WHO called to return to the Declaration of Alma-Ata
International conference on primary health care
The Alma-Ata Declaration of 1978 emerged as a major milestone of the twentieth century in the field of public health, and it identified primary health care as the key to the attainment of the goal of Health for All. The following are excerpts from the Declaration:
- The Conference strongly reaffirms that health, which is a state of complete physical, mental, and social well-being, and not merely the absence of disease or infirmity, is a fundamental human right and that the attainment of the highest possible level of health is a most important world-wide social goal whose realization requires the action of many other social and economic sectors in addition to the health sector.

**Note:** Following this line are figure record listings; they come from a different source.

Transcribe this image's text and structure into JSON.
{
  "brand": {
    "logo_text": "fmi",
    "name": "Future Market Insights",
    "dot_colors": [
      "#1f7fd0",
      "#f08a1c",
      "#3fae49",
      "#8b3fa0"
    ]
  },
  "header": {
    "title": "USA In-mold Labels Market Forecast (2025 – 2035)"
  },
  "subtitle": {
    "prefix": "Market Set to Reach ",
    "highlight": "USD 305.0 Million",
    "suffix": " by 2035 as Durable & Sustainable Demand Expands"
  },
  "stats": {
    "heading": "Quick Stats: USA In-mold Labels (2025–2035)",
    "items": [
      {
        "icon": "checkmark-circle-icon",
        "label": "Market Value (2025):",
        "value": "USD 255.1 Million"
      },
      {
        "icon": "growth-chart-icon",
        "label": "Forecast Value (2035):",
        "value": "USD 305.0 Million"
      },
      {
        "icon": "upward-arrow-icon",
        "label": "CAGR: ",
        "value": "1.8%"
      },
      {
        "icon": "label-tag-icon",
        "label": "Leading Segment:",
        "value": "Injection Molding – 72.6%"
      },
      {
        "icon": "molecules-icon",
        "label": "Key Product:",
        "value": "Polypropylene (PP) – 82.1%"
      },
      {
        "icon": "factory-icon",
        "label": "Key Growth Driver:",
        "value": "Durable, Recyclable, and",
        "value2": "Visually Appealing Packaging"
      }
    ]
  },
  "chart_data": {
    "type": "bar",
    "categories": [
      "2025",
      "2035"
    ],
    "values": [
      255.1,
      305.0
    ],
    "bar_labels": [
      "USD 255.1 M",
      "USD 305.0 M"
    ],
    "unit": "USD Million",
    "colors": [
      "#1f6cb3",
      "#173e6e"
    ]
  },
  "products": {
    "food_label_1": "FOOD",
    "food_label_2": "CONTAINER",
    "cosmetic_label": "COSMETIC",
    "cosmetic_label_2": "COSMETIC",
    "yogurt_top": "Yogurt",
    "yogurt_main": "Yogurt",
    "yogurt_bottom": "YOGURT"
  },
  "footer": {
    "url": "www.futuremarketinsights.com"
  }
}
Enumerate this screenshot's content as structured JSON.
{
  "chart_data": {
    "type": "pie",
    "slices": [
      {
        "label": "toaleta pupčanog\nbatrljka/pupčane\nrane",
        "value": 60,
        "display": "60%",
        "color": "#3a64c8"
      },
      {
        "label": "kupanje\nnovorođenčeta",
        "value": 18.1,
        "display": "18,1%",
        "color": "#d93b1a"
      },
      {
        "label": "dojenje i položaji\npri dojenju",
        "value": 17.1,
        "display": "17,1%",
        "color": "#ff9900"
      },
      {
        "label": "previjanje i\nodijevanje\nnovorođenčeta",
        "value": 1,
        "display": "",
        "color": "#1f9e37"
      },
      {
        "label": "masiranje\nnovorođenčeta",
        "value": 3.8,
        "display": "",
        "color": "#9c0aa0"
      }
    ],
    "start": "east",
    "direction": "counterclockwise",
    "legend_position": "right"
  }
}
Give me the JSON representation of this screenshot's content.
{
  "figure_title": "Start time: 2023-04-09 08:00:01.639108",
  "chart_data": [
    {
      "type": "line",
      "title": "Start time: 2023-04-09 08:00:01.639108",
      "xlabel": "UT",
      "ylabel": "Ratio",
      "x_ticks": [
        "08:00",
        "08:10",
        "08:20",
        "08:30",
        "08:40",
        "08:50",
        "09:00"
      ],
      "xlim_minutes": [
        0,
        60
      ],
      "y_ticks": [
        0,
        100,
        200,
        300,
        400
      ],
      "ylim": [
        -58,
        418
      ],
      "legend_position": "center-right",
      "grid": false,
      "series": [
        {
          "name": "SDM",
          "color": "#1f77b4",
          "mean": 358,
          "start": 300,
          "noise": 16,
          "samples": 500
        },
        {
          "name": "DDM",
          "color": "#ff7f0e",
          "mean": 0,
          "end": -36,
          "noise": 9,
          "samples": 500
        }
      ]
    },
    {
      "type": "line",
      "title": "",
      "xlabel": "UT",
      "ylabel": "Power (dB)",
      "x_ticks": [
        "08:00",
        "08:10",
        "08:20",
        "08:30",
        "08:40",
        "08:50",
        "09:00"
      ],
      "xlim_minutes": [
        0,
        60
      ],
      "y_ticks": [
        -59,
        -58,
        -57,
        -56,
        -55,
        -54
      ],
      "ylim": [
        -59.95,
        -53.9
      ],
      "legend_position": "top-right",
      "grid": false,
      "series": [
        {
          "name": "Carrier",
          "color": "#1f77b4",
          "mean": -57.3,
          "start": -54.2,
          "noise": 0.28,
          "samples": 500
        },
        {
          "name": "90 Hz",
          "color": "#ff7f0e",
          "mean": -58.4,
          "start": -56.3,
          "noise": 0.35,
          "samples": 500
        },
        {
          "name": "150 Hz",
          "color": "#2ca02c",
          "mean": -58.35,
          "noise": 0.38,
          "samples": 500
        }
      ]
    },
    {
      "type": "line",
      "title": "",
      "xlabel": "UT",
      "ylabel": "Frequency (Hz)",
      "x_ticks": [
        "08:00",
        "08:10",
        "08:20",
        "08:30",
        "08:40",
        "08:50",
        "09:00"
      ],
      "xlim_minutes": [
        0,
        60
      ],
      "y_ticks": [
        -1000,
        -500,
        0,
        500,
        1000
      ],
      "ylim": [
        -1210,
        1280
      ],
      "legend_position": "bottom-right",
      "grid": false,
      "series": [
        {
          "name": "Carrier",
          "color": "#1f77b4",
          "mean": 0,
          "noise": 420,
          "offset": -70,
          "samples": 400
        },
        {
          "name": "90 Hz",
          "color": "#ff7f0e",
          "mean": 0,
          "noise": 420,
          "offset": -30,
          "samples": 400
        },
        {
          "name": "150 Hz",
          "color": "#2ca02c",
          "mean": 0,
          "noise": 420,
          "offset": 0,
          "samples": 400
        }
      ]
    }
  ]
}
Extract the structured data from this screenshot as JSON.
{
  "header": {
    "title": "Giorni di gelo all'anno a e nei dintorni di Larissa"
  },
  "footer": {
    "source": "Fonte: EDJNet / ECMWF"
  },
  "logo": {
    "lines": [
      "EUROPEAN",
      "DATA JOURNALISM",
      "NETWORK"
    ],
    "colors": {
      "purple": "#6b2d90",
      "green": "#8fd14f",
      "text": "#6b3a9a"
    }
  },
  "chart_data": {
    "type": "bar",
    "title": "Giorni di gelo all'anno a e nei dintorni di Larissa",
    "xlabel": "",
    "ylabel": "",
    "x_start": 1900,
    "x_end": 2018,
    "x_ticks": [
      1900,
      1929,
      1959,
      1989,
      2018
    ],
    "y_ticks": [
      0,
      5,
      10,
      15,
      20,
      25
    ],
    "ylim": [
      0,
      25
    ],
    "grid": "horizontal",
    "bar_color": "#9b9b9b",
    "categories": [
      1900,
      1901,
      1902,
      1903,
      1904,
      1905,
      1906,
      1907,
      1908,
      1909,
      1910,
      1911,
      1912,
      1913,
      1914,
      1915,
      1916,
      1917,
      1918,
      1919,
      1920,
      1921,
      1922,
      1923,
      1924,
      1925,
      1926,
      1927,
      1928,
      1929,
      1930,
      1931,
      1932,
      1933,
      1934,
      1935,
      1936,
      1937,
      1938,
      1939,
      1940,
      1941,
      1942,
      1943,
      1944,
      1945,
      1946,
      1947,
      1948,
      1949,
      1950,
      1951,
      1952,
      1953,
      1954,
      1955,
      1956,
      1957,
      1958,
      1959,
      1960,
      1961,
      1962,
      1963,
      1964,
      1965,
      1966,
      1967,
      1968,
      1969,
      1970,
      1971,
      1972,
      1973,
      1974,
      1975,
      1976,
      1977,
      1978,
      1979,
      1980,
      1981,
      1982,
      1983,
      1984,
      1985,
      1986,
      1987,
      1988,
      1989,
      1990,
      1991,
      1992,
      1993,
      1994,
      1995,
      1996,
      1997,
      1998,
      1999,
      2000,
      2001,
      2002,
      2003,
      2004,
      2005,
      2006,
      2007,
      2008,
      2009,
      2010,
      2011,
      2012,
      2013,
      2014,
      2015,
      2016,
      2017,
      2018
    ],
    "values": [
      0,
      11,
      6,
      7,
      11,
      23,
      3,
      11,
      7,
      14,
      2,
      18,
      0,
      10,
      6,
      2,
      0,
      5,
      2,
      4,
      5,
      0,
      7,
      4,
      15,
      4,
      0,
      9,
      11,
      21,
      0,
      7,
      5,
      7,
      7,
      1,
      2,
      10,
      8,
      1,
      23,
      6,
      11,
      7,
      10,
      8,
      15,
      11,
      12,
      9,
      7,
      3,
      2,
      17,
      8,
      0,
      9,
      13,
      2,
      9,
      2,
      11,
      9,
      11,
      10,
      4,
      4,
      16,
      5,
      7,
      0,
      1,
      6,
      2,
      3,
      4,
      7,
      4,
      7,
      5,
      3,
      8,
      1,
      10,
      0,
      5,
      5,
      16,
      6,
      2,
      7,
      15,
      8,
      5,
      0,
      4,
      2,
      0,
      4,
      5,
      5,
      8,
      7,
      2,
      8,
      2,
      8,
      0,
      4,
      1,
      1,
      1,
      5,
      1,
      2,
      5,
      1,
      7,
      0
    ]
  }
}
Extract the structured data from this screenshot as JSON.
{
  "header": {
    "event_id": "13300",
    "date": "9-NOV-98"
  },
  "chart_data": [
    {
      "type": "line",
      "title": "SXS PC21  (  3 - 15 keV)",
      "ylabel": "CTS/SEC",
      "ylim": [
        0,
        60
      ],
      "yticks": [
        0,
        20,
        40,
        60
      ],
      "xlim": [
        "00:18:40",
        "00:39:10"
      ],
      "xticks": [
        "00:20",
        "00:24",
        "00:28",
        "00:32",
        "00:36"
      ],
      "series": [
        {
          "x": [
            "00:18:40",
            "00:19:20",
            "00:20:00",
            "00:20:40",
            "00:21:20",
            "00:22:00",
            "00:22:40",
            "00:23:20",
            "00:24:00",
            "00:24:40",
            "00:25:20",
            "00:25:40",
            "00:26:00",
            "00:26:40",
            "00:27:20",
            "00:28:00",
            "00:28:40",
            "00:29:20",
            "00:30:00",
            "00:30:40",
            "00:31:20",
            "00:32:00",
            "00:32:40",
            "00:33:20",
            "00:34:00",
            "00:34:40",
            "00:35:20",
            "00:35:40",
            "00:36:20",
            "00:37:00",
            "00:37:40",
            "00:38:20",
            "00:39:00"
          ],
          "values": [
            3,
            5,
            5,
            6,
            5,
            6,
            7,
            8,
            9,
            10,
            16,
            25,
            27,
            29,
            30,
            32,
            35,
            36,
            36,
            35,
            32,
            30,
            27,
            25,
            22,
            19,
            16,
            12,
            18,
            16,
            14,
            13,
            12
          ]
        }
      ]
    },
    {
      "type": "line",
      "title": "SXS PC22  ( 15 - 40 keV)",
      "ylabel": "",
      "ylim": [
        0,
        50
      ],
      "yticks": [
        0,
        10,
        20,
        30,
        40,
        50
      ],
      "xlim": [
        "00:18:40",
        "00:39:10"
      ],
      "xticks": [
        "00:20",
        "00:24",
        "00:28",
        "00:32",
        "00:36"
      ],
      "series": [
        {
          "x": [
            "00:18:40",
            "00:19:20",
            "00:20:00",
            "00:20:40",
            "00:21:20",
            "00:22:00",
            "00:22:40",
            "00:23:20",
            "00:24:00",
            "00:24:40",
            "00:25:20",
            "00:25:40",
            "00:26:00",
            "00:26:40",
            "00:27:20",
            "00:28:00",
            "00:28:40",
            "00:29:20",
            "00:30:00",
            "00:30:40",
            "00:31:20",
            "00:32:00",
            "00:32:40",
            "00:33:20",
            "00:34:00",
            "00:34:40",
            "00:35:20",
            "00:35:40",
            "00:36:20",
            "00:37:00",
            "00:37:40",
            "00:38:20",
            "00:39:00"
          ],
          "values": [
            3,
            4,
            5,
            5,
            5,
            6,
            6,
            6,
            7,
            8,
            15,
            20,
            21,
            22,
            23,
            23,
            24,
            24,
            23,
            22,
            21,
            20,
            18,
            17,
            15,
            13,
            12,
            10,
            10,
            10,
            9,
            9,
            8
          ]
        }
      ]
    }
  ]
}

- The existing gross inequality in the health status of the people, particularly between developed and developing countries as well as within countries, is politically, socially, and economically unacceptable and is, therefore, of common concern to all countries.
- The people have a right and duty to participate individually and collectively in the planning and implementation of their health care.
- Primary health care is essential health care based on practical, scientifically sound, and socially acceptable methods and technology made universally accessible to individuals and families in the community through their full participation and at a cost that the community and country can afford to maintain at every stage of their development in the spirit of self-reliance and self-determination. It forms an integral part both of the country's health system, of which it is the central function and main focus, and of the overall social and economic development of the community. It is the first level of contact of individuals, the family, and community with the national health system bringing health care as close as possible to where people live and work, and constitutes the first elements of a continuing health care process.
- An acceptable level of health for all the people of the world by the year 2000 can be attained through a fuller and better use of the world's resources, a considerable part of which is now spent on armaments and military conflicts. A genuine policy of independence, peace, détente, and disarmament could and should release additional resources that could well be devoted to peaceful aims and in particular to the acceleration of social and economic development of which primary health care, as an essential part, should be allotted its proper share.